News Outlets Examine Trump Administration’s International, Domestic Responses To COVID-19 Outbreak; NPR Reviews $8.3B Emergency Spending Plan

The Hill: U.S. walks tightrope as coronavirus hits adversaries
“The spread of coronavirus around the globe is raising questions about how the United States should help its adversaries mitigate the disease. … Both Iran and North Korea are under harsh U.S. sanctions, even as the international community worries about how their fragile medical systems can handle the disease…” (Kheel, 3/8).

New York Times: Inside Trump Administration, Debate Raged Over What to Tell Public
“…From the beginning, the Trump administration’s attempts to forestall an outbreak of a virus now spreading rapidly across the globe was marked by a raging internal debate about how far to go in telling Americans the truth. Even as the government’s scientists and leading health experts raised the alarm early and pushed for aggressive action, they faced resistance and doubt at the White House — especially from the president — about spooking financial markets and inciting panic…” (Shear et al., 3/8).

NPR: Where That $8.3 Billion In U.S. Coronavirus Funding Will And Won’t Go
“The coronavirus funding bill signed into law by the president Friday puts much more money toward treating and preventing the spread of COVID-19 than his administration requested from Congress last week. The Trump administration’s initial request — in the form of a two-page letter to Congress on Feb. 24 — was for … a total of $2.5 billion. The amount authorized Friday is more than three times that. ‘It’s a significant amount of money,’ says Jen Kates of the Kaiser Family Foundation…” (Simmons-Duffin, 3/6).

POLITICO: Trump’s mismanagement helped fuel coronavirus crisis
“…For six weeks behind the scenes, and now increasingly in public, Trump has undermined his administration’s own efforts to fight the coronavirus outbreak — resisting attempts to plan for worst-case scenarios, overturning a public-health plan upon request from political allies and repeating only the warnings that he chose to hear. Members of Congress have grilled top officials like Health and Human Services Secretary Alex Azar and Centers for Disease Control Director Robert Redfield over the government’s biggest mistake: failing to secure enough testing to head off a coronavirus outbreak in the United States. But many current and former Trump administration officials say the true management failure was Trump’s…” (Diamond, 3/7).
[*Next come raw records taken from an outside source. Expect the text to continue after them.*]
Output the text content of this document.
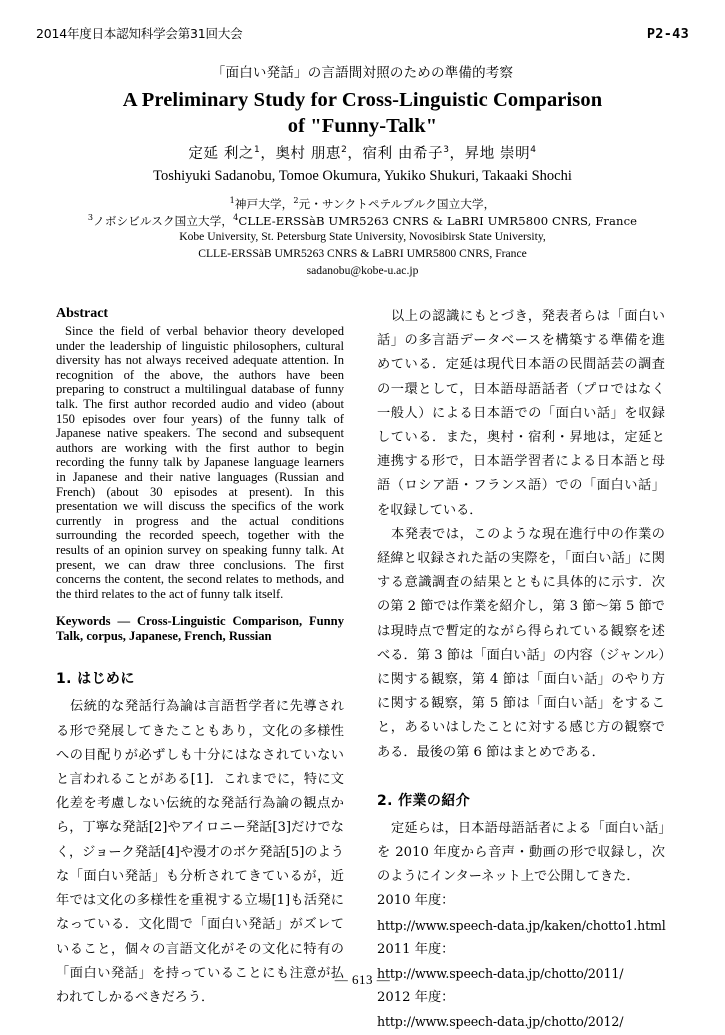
2014年度日本認知科学会第31回大会	P2-43
「面白い発話」の言語間対照のための準備的考察
A Preliminary Study for Cross-Linguistic Comparison
of "Funny-Talk"
定延 利之$^1$，奥村 朋恵$^2$，宿利 由希子$^3$，昇地 崇明$^4$
Toshiyuki Sadanobu, Tomoe Okumura, Yukiko Shukuri, Takaaki Shochi
$^1$神戸大学，$^2$元・サンクトペテルブルク国立大学，
$^3$ノボシビルスク国立大学，$^4$CLLE-ERSSàB UMR5263 CNRS & LaBRI UMR5800 CNRS, France
Kobe University, St. Petersburg State University, Novosibirsk State University,
CLLE-ERSSàB UMR5263 CNRS & LaBRI UMR5800 CNRS, France
sadanobu@kobe-u.ac.jp
Abstract

Since the field of verbal behavior theory developed under the leadership of linguistic philosophers, cultural diversity has not always received adequate attention. In recognition of the above, the authors have been preparing to construct a multilingual database of funny talk. The first author recorded audio and video (about 150 episodes over four years) of the funny talk of Japanese native speakers. The second and subsequent authors are working with the first author to begin recording the funny talk by Japanese language learners in Japanese and their native languages (Russian and French) (about 30 episodes at present). In this presentation we will discuss the specifics of the work currently in progress and the actual conditions surrounding the recorded speech, together with the results of an opinion survey on speaking funny talk. At present, we can draw three conclusions. The first concerns the content, the second relates to methods, and the third relates to the act of funny talk itself.

Keywords — Cross-Linguistic Comparison, Funny Talk, corpus, Japanese, French, Russian

1. はじめに

伝統的な発話行為論は言語哲学者に先導される形で発展してきたこともあり，文化の多様性への目配りが必ずしも十分にはなされていないと言われることがある[1]．これまでに，特に文化差を考慮しない伝統的な発話行為論の観点から，丁寧な発話[2]やアイロニー発話[3]だけでなく，ジョーク発話[4]や漫才のボケ発話[5]のような「面白い発話」も分析されてきているが，近年では文化の多様性を重視する立場[1]も活発になっている．文化間で「面白い発話」がズレていること，個々の言語文化がその文化に特有の「面白い発話」を持っていることにも注意が払われてしかるべきだろう．

以上の認識にもとづき，発表者らは「面白い話」の多言語データベースを構築する準備を進めている．定延は現代日本語の民間話芸の調査の一環として，日本語母語話者（プロではなく一般人）による日本語での「面白い話」を収録している．また，奥村・宿利・昇地は，定延と連携する形で，日本語学習者による日本語と母語（ロシア語・フランス語）での「面白い話」を収録している．

本発表では，このような現在進行中の作業の経緯と収録された話の実際を，「面白い話」に関する意識調査の結果とともに具体的に示す．次の第 2 節では作業を紹介し，第 3 節〜第 5 節では現時点で暫定的ながら得られている観察を述べる．第 3 節は「面白い話」の内容（ジャンル）に関する観察，第 4 節は「面白い話」のやり方に関する観察，第 5 節は「面白い話」をすること，あるいはしたことに対する感じ方の観察である．最後の第 6 節はまとめである．

2. 作業の紹介

定延らは，日本語母語話者による「面白い話」を 2010 年度から音声・動画の形で収録し，次のようにインターネット上で公開してきた．

2010 年度：
http://www.speech-data.jp/kaken/chotto1.html
2011 年度：
http://www.speech-data.jp/chotto/2011/
2012 年度：
http://www.speech-data.jp/chotto/2012/
— 613 —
Washington Post: Squandered time: How the Trump administration lost control of the coronavirus crisis
“…This portrait of the precious weeks that President Trump and his administration frittered away in trying to deal with the coronavirus is the result of interviews with 16 current and former administration officials, state health officials, and outside experts, many of whom spoke on the condition of anonymity to share candid assessments…” (Parker, 3/7).

Additional coverage of the U.S. response to COVID-19, both domestically and abroad, is available from Bloomberg, The Hill, Mother Jones, New York Times (2), POLITICO, Washington Post (2) (3), and Washington Times.